Somewhere between a mammogram and a loving embrace, a stranger decided to invade my left breast. “It’s cancer,” the radiologist said defensively, as if it was his fault.
Technically, the stranger is made of my own rogue cells. I don’t understand why they’ve decided on a hostile take-over. Maybe, they think it will make things better, but anarchists don’t understand how a rabble brings chaos, not justice.
My scientific training denies me the luxury of denial. I don’t want to be here, but I have no choice.
Why? Why? Why?
Is it because my DNA can’t handle nightly martinis? Have I irradiated my cells with too much sunlight, or poisoned myself with too many pieces of bacon? Perhaps my immune system has never forgiven me for the cigarettes I smoked when I was a student, or is sick of me stressing over things that shouldn’t concern me.

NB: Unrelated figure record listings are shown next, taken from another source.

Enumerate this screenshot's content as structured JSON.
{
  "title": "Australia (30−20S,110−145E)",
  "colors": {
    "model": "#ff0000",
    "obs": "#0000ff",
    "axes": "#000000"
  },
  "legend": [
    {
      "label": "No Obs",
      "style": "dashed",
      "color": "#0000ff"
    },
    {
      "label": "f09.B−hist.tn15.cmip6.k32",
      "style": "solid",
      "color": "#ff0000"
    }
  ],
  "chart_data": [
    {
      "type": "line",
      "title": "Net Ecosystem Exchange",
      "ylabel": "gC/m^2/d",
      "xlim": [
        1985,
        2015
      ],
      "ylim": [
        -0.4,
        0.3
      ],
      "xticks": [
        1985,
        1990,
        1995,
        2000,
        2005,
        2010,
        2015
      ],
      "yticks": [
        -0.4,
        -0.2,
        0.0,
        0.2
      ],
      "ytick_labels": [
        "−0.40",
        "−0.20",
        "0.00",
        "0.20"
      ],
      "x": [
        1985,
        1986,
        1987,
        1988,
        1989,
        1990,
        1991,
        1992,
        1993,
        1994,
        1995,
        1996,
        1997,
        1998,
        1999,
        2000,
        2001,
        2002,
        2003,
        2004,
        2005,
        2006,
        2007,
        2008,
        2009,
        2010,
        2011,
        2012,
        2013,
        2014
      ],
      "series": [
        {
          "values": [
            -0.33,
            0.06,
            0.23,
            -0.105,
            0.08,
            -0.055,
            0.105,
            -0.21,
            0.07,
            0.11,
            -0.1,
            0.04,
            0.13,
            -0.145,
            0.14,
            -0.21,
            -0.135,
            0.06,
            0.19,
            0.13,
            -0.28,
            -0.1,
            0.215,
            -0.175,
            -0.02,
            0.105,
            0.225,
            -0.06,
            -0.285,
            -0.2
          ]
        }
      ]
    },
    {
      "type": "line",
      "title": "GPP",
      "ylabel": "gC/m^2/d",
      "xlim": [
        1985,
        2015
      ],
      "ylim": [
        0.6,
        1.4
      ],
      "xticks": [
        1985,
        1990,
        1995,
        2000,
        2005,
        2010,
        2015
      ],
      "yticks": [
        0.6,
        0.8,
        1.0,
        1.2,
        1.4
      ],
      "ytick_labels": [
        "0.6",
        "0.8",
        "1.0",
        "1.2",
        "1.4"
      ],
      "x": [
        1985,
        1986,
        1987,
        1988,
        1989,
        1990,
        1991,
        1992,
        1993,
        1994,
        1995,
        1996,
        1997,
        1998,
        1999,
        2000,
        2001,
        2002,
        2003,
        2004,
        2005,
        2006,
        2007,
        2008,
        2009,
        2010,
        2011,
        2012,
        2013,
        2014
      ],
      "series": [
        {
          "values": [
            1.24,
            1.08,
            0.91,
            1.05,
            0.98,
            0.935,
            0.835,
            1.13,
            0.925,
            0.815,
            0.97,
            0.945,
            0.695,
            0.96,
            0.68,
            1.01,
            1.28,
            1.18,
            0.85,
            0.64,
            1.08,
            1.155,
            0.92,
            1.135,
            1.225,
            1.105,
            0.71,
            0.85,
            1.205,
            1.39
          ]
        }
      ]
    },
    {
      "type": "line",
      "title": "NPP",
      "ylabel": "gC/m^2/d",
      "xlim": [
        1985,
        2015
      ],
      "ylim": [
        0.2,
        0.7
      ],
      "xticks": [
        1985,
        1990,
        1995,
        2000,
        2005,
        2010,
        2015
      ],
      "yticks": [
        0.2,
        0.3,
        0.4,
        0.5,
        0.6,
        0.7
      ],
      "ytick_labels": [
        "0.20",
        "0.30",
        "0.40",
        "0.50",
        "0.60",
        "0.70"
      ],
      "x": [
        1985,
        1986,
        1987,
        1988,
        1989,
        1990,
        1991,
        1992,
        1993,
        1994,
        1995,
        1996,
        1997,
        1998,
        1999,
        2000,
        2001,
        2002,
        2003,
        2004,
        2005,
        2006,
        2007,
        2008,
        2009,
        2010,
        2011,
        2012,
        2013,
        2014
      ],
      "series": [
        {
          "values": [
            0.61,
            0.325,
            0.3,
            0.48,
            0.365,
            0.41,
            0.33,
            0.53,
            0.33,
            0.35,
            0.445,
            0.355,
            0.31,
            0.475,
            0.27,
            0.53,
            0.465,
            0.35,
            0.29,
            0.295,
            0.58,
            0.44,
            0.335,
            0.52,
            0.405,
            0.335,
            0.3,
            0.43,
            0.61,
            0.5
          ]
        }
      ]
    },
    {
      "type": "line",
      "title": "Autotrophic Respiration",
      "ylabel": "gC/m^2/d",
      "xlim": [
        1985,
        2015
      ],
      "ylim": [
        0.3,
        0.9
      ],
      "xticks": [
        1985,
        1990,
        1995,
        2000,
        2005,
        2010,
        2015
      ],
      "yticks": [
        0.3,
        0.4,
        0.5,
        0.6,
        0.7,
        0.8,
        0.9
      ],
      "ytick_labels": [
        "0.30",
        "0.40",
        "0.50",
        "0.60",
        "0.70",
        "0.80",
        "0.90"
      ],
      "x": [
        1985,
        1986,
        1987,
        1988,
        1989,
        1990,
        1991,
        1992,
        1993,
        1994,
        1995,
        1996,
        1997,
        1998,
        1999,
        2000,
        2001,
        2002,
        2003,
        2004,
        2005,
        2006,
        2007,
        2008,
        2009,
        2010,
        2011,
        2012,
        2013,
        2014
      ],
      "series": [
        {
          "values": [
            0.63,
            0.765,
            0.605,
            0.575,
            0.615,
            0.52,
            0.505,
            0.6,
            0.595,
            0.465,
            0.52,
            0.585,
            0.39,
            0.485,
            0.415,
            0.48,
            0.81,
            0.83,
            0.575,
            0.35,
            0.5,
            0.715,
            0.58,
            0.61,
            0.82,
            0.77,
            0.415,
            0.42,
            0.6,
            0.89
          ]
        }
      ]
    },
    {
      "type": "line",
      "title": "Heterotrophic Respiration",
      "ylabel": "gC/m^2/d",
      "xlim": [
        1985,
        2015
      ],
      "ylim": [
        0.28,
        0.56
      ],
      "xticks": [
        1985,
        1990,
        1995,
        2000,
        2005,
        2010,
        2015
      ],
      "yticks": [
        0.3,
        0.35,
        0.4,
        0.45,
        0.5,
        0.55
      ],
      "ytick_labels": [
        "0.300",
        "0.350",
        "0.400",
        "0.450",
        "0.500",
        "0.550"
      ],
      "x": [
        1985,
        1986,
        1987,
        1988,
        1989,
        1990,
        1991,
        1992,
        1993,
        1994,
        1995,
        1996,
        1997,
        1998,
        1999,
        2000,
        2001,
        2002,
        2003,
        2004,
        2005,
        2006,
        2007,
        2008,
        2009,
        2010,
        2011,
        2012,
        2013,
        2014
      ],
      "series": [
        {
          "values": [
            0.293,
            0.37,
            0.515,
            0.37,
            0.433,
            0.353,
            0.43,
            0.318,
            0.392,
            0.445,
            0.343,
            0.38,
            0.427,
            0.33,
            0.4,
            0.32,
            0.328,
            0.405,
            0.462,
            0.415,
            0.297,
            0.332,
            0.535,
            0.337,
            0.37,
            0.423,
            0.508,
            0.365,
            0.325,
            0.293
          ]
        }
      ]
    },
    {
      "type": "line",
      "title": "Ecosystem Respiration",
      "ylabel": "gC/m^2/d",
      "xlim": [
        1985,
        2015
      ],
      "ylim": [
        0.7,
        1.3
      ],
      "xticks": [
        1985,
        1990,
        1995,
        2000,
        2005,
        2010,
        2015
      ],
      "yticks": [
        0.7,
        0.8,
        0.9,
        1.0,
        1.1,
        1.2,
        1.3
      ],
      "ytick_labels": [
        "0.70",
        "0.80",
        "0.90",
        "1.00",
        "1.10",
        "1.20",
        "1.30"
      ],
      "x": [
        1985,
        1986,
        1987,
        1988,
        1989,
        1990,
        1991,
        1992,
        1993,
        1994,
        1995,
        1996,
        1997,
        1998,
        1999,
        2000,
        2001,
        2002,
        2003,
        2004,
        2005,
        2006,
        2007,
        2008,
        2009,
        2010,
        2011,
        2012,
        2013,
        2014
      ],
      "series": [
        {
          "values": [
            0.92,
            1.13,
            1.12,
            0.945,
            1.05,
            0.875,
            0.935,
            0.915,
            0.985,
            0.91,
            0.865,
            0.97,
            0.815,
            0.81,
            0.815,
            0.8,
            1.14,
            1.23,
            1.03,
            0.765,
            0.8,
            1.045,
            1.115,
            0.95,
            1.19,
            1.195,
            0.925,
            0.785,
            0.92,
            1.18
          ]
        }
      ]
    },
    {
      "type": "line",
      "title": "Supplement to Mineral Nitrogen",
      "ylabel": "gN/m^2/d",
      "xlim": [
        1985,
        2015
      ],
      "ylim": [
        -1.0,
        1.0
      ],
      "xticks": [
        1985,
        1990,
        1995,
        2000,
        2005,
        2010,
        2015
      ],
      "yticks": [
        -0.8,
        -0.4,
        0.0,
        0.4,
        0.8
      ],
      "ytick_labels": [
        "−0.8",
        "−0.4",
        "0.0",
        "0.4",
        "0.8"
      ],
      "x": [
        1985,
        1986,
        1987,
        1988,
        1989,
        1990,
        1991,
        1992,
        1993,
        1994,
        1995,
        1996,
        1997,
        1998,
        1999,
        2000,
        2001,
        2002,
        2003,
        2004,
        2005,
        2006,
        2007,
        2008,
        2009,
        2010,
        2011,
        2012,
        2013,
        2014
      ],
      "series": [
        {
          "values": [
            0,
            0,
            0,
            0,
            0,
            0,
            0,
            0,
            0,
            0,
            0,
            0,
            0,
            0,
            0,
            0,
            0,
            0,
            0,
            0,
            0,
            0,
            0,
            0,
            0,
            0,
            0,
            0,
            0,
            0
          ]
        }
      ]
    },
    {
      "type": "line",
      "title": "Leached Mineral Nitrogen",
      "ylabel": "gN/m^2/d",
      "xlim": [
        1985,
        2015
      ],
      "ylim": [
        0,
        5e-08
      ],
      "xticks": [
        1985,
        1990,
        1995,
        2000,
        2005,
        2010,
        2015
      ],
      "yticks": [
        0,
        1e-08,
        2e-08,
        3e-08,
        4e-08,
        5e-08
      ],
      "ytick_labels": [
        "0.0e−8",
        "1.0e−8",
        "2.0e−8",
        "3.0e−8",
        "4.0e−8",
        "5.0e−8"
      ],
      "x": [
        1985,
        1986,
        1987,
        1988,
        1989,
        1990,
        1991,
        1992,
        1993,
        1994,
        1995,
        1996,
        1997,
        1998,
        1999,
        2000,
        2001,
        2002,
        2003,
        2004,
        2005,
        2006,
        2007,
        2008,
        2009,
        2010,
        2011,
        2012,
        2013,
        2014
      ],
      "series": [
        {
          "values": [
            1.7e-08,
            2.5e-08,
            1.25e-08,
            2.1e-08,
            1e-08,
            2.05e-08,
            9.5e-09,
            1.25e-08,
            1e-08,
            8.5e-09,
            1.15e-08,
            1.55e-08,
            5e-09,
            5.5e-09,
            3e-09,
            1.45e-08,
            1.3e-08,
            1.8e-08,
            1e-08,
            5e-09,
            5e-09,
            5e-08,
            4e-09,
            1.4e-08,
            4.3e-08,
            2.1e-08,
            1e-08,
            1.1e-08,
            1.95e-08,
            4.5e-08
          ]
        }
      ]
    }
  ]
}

As bullies usually do, this stranger started with the easiest target: a soft breast, ripe for a coup with its population of rampaging hormones. I thought I could handle bullies, but now I’m a victim. Caught in a violence I never saw coming, and have no way of stopping, I’m running through dark alleys, trying to find an escape.
When I stop running, and stand to face my diagnosis, I’m the casualty looking at a car wreck, wishing I could turn back time and not be injured. Then, the stranger is me. That stranger has cancer.
I don’t want to be here, in this time and place. I grieve for my past health. There’s no comfort in the future. There is only the NOW, or sadness and fear.
A lifetime of low-grade depressive thinking is shocked into a heightened sense of awareness. Colours are brighter; flavours, sound and touch interweave into a fascinating tapestry; the streets smell of spring time; every passing stranger has a good reason for being in my world.
After the adrenaline shock, life returns to normal until the 3 am Whale Of Doom breaches in daylight. Then, I’m getting teary in the supermarket, worrying what will happen to the people I love if I’m not here. Who will know their secrets? Will they be lonely? Do they feel helpless because they can’t fix me?
Finally, bureaucracy lumbers in, stomping over petals of kindness, strewn my way from unexpected and expected places. The compassion of health professionals is smothered by paper work, and I’m lost in a limbo of unknown dangers; just another statistic in the cancer administration.
Living causes death, but when the finality takes shape in our future, survival depends on how we make the final approach. I have a condition where medical science is winning the battle, but delay of the inevitable, offered by treatment, is small consolation. Nothing and nobody can hold my hand tight enough to halt my journey to that ultimate destination.
So, here I go: a minuscule knot of energy in a vast and powerful universe. I can choose to see myself as unimportant, or I can choose to be a part of something infinitely wonderful. An insignificant cabal of rebel cells doesn’t rate a mention in the scheme of things.